SDOM Documentation#
Welcome to the Storage Deployment Optimization Model (SDOM) documentation!
SDOM is an open-source, high-resolution grid capacity-expansion framework developed by the National Lab of the Rockies (NLR). It’s purpose-built to optimize the deployment and operation of energy storage technologies, leveraging hourly temporal resolution and granular spatial representation of Variable Renewable Energy (VRE) sources such as solar and wind.
Key Features#
⚡ Accurate Storage Representation: Short, long, and seasonal storage technologies
📆 Hourly Resolution: Full 8760-hour annual simulation
🌍 Spatial Granularity: Fine-grained VRE resource representation
🔌 Copper Plate Modeling: Computationally efficient system optimization
💰 Cost Minimization: Optimizes total system cost (CAPEX + OPEX)

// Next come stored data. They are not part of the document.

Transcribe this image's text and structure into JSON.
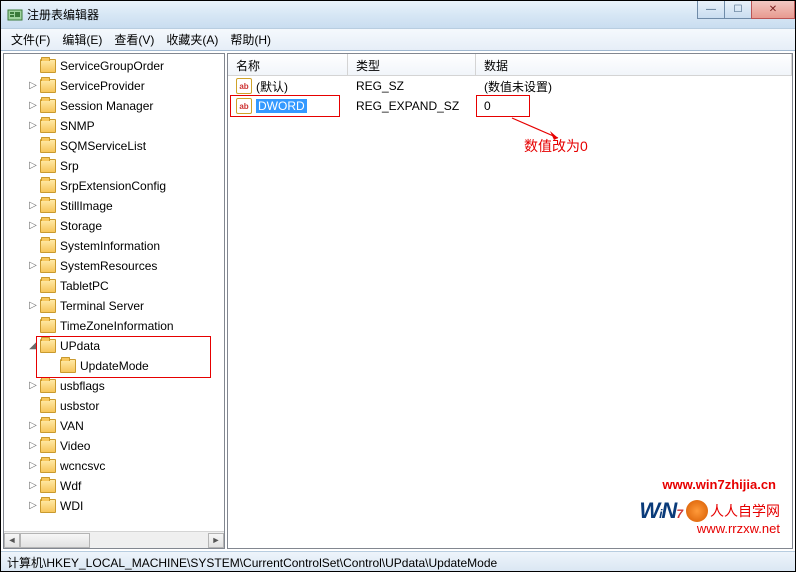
{
  "window": {
    "title": "注册表编辑器"
  },
  "menu": {
    "file": "文件(F)",
    "edit": "编辑(E)",
    "view": "查看(V)",
    "fav": "收藏夹(A)",
    "help": "帮助(H)"
  },
  "tree": {
    "items": [
      {
        "label": "ServiceGroupOrder",
        "exp": ""
      },
      {
        "label": "ServiceProvider",
        "exp": "▷"
      },
      {
        "label": "Session Manager",
        "exp": "▷"
      },
      {
        "label": "SNMP",
        "exp": "▷"
      },
      {
        "label": "SQMServiceList",
        "exp": ""
      },
      {
        "label": "Srp",
        "exp": "▷"
      },
      {
        "label": "SrpExtensionConfig",
        "exp": ""
      },
      {
        "label": "StillImage",
        "exp": "▷"
      },
      {
        "label": "Storage",
        "exp": "▷"
      },
      {
        "label": "SystemInformation",
        "exp": ""
      },
      {
        "label": "SystemResources",
        "exp": "▷"
      },
      {
        "label": "TabletPC",
        "exp": ""
      },
      {
        "label": "Terminal Server",
        "exp": "▷"
      },
      {
        "label": "TimeZoneInformation",
        "exp": ""
      },
      {
        "label": "UPdata",
        "exp": "◢"
      },
      {
        "label": "UpdateMode",
        "exp": "",
        "child": true
      },
      {
        "label": "usbflags",
        "exp": "▷"
      },
      {
        "label": "usbstor",
        "exp": ""
      },
      {
        "label": "VAN",
        "exp": "▷"
      },
      {
        "label": "Video",
        "exp": "▷"
      },
      {
        "label": "wcncsvc",
        "exp": "▷"
      },
      {
        "label": "Wdf",
        "exp": "▷"
      },
      {
        "label": "WDI",
        "exp": "▷"
      }
    ]
  },
  "list": {
    "cols": {
      "name": "名称",
      "type": "类型",
      "data": "数据"
    },
    "rows": [
      {
        "name": "(默认)",
        "type": "REG_SZ",
        "data": "(数值未设置)",
        "sel": false
      },
      {
        "name": "DWORD",
        "type": "REG_EXPAND_SZ",
        "data": "0",
        "sel": true
      }
    ]
  },
  "annotation": {
    "text": "数值改为0"
  },
  "status": {
    "path": "计算机\\HKEY_LOCAL_MACHINE\\SYSTEM\\CurrentControlSet\\Control\\UPdata\\UpdateMode"
  },
  "watermark": {
    "url1": "www.win7zhijia.cn",
    "logo": "WiN7",
    "url2": "www.rrzxw.net",
    "zixue": "人人自学网"
  }
}
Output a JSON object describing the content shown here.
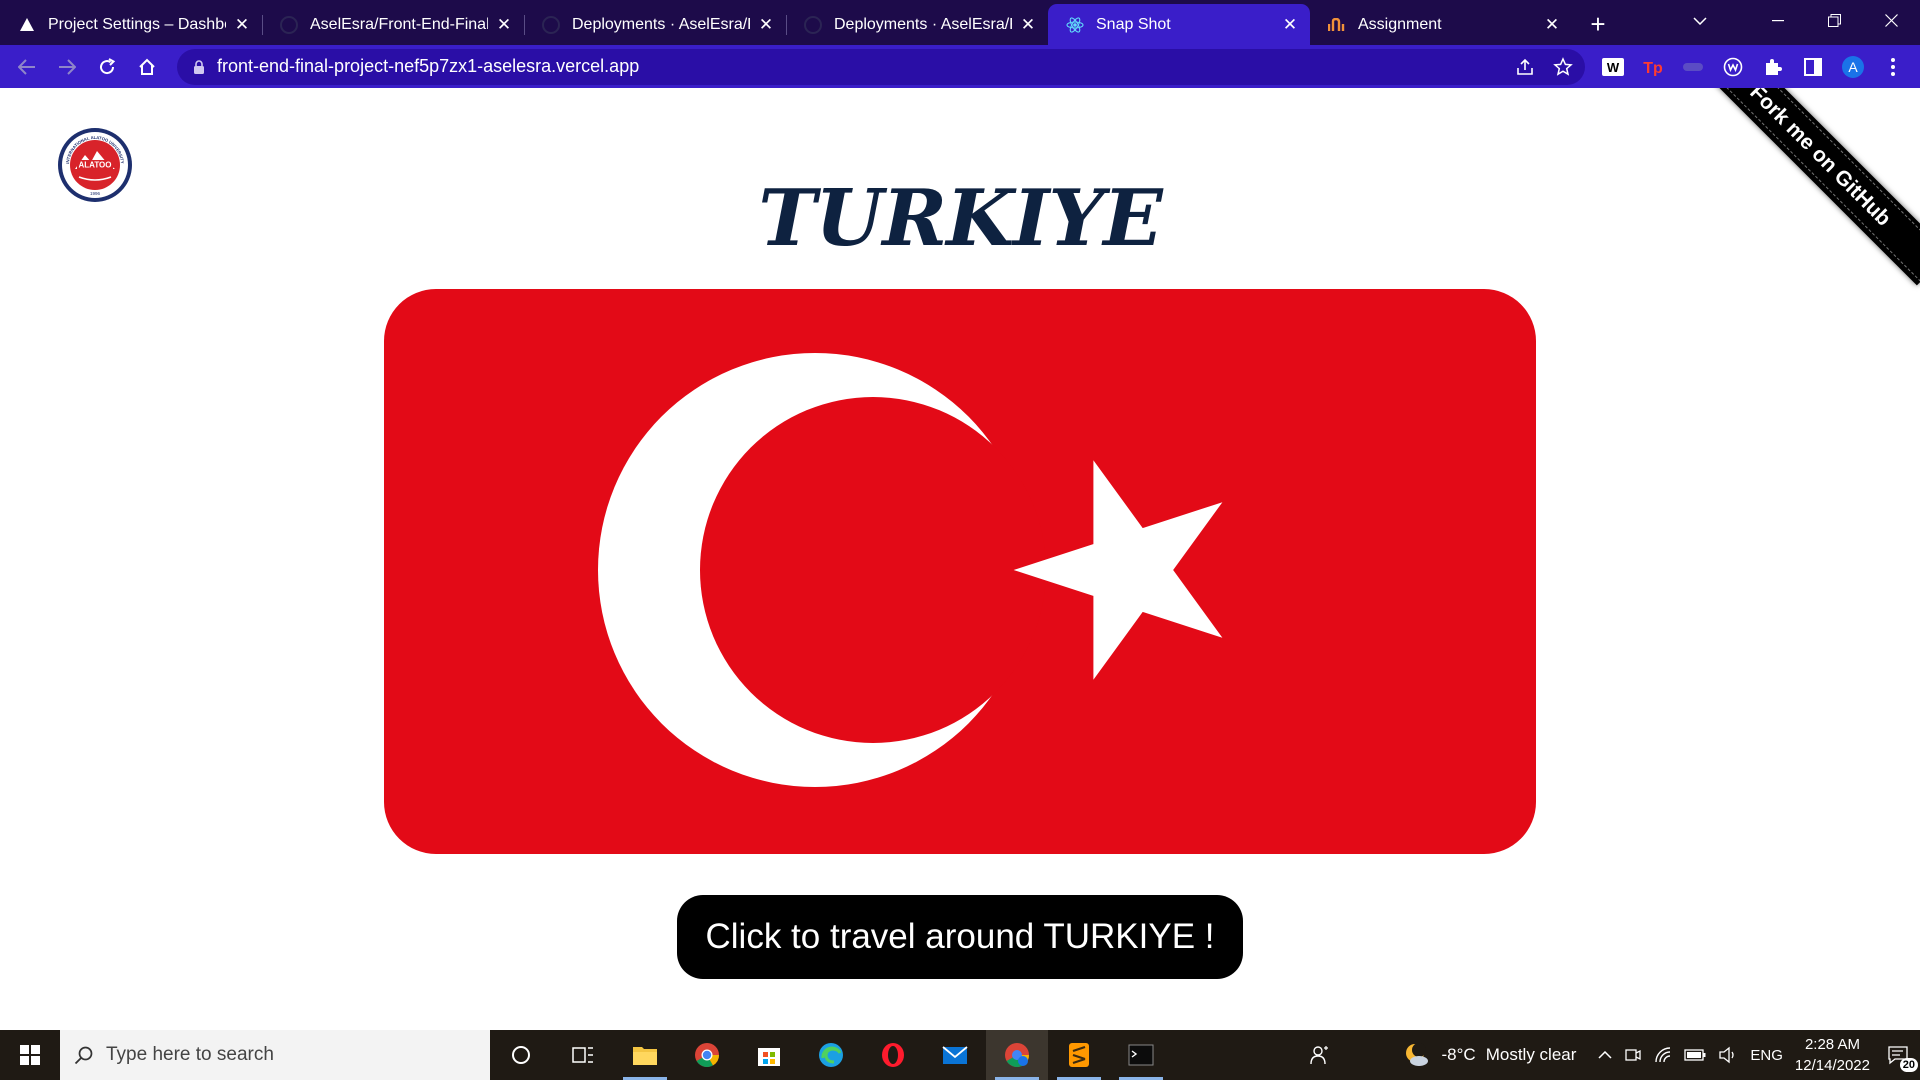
{
  "browser": {
    "tabs": [
      {
        "title": "Project Settings – Dashboard",
        "icon": "vercel-icon",
        "active": false
      },
      {
        "title": "AselEsra/Front-End-Final-Project",
        "icon": "github-icon",
        "active": false
      },
      {
        "title": "Deployments · AselEsra/Front-End",
        "icon": "github-icon",
        "active": false
      },
      {
        "title": "Deployments · AselEsra/Front-End",
        "icon": "github-icon",
        "active": false
      },
      {
        "title": "Snap Shot",
        "icon": "react-icon",
        "active": true
      },
      {
        "title": "Assignment",
        "icon": "assignment-icon",
        "active": false
      }
    ],
    "url": "front-end-final-project-nef5p7zx1-aselesra.vercel.app",
    "profile_initial": "A",
    "colors": {
      "frame": "#1d0b4a",
      "toolbar": "#3a1ec9",
      "omnibox": "#2a0ea6"
    }
  },
  "page": {
    "title": "TURKIYE",
    "cta_label": "Click to travel around TURKIYE !",
    "ribbon_label": "Fork me on GitHub",
    "logo": {
      "top_text": "INTERNATIONAL ALATOO UNIVERSITY",
      "center_text": "ALATOO",
      "year": "1996"
    },
    "colors": {
      "flag_red": "#e30a17",
      "title": "#0e2240",
      "cta_bg": "#000000"
    }
  },
  "taskbar": {
    "search_placeholder": "Type here to search",
    "weather_temp": "-8°C",
    "weather_text": "Mostly clear",
    "language": "ENG",
    "time": "2:28 AM",
    "date": "12/14/2022",
    "notification_count": "20"
  }
}
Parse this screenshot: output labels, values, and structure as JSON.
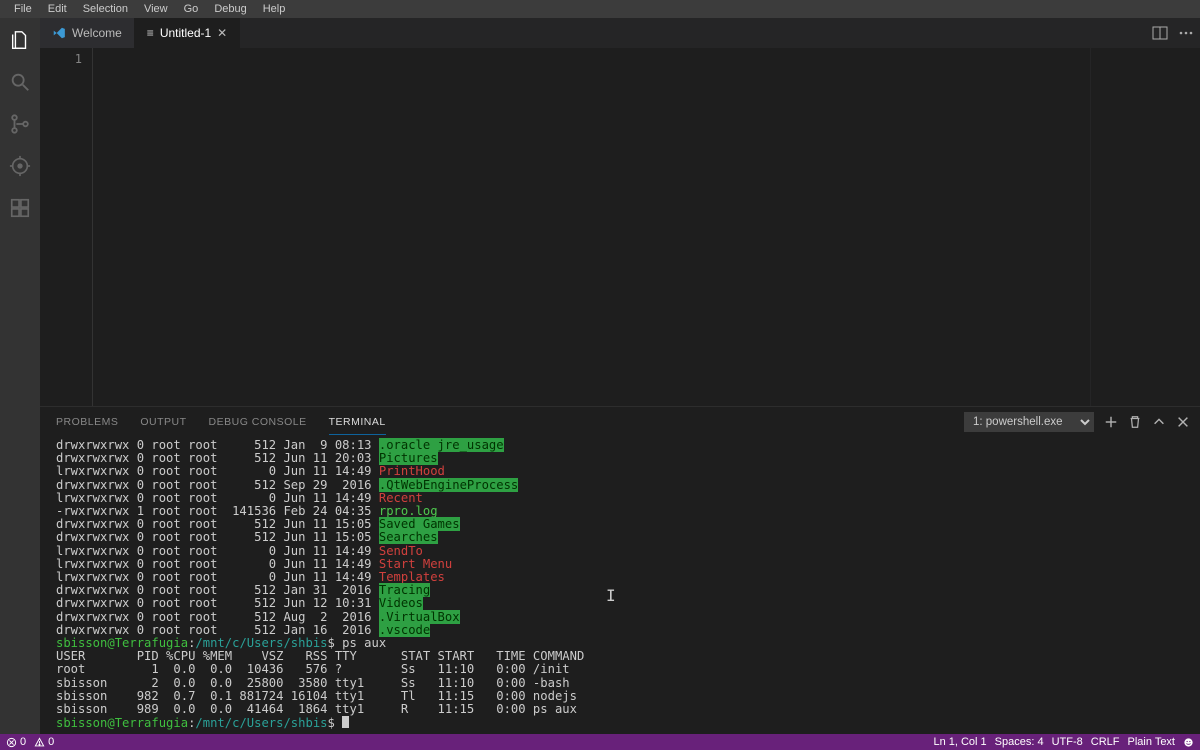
{
  "menubar": {
    "items": [
      "File",
      "Edit",
      "Selection",
      "View",
      "Go",
      "Debug",
      "Help"
    ]
  },
  "activitybar": {
    "icons": [
      "files-icon",
      "search-icon",
      "source-control-icon",
      "debug-icon",
      "extensions-icon"
    ]
  },
  "tabs": [
    {
      "label": "Welcome",
      "icon": "vs-logo",
      "active": false
    },
    {
      "label": "Untitled-1",
      "icon": "file-lines",
      "active": true
    }
  ],
  "editor": {
    "gutter_line": "1"
  },
  "panel": {
    "tabs": [
      "PROBLEMS",
      "OUTPUT",
      "DEBUG CONSOLE",
      "TERMINAL"
    ],
    "active_tab": "TERMINAL",
    "terminal_select": "1: powershell.exe",
    "actions": [
      "new-terminal-icon",
      "kill-terminal-icon",
      "chevron-up-icon",
      "close-icon"
    ]
  },
  "terminal": {
    "listing": [
      {
        "perms": "drwxrwxrwx 0 root root",
        "size": "512",
        "date": "Jan  9 08:13",
        "name": ".oracle_jre_usage",
        "style": "green-bg"
      },
      {
        "perms": "drwxrwxrwx 0 root root",
        "size": "512",
        "date": "Jun 11 20:03",
        "name": "Pictures",
        "style": "green-bg"
      },
      {
        "perms": "lrwxrwxrwx 0 root root",
        "size": "0",
        "date": "Jun 11 14:49",
        "name": "PrintHood",
        "style": "red"
      },
      {
        "perms": "drwxrwxrwx 0 root root",
        "size": "512",
        "date": "Sep 29  2016",
        "name": ".QtWebEngineProcess",
        "style": "green-bg"
      },
      {
        "perms": "lrwxrwxrwx 0 root root",
        "size": "0",
        "date": "Jun 11 14:49",
        "name": "Recent",
        "style": "red"
      },
      {
        "perms": "-rwxrwxrwx 1 root root",
        "size": "141536",
        "date": "Feb 24 04:35",
        "name": "rpro.log",
        "style": "grn"
      },
      {
        "perms": "drwxrwxrwx 0 root root",
        "size": "512",
        "date": "Jun 11 15:05",
        "name": "Saved Games",
        "style": "green-bg"
      },
      {
        "perms": "drwxrwxrwx 0 root root",
        "size": "512",
        "date": "Jun 11 15:05",
        "name": "Searches",
        "style": "green-bg"
      },
      {
        "perms": "lrwxrwxrwx 0 root root",
        "size": "0",
        "date": "Jun 11 14:49",
        "name": "SendTo",
        "style": "red"
      },
      {
        "perms": "lrwxrwxrwx 0 root root",
        "size": "0",
        "date": "Jun 11 14:49",
        "name": "Start Menu",
        "style": "red"
      },
      {
        "perms": "lrwxrwxrwx 0 root root",
        "size": "0",
        "date": "Jun 11 14:49",
        "name": "Templates",
        "style": "red"
      },
      {
        "perms": "drwxrwxrwx 0 root root",
        "size": "512",
        "date": "Jan 31  2016",
        "name": "Tracing",
        "style": "green-bg"
      },
      {
        "perms": "drwxrwxrwx 0 root root",
        "size": "512",
        "date": "Jun 12 10:31",
        "name": "Videos",
        "style": "green-bg"
      },
      {
        "perms": "drwxrwxrwx 0 root root",
        "size": "512",
        "date": "Aug  2  2016",
        "name": ".VirtualBox",
        "style": "green-bg"
      },
      {
        "perms": "drwxrwxrwx 0 root root",
        "size": "512",
        "date": "Jan 16  2016",
        "name": ".vscode",
        "style": "green-bg"
      }
    ],
    "prompt": {
      "user_host": "sbisson@Terrafugia",
      "colon": ":",
      "path": "/mnt/c/Users/shbis",
      "dollar": "$",
      "command1": "ps aux"
    },
    "ps_header": "USER       PID %CPU %MEM    VSZ   RSS TTY      STAT START   TIME COMMAND",
    "ps_rows": [
      "root         1  0.0  0.0  10436   576 ?        Ss   11:10   0:00 /init",
      "sbisson      2  0.0  0.0  25800  3580 tty1     Ss   11:10   0:00 -bash",
      "sbisson    982  0.7  0.1 881724 16104 tty1     Tl   11:15   0:00 nodejs",
      "sbisson    989  0.0  0.0  41464  1864 tty1     R    11:15   0:00 ps aux"
    ]
  },
  "statusbar": {
    "errors": "0",
    "warnings": "0",
    "line_col": "Ln 1, Col 1",
    "spaces": "Spaces: 4",
    "encoding": "UTF-8",
    "eol": "CRLF",
    "language": "Plain Text"
  }
}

🐍 Open Source: Fully Python-based using Pyomo
Installation#
System Setup and Prerequisites#
a. You’ll need to install python
After the installation make sure the python enviroment variable is set.
b. Also, You’ll need an IDE (Integrated Development Environment), we recommend to install MS VS code
c. We also recommend to install extensions such as:
edit CSV: To edit and interact with input csv files for SDOM directly in vs code.
vscode-pdf: to read and see pdf files directly in vscode.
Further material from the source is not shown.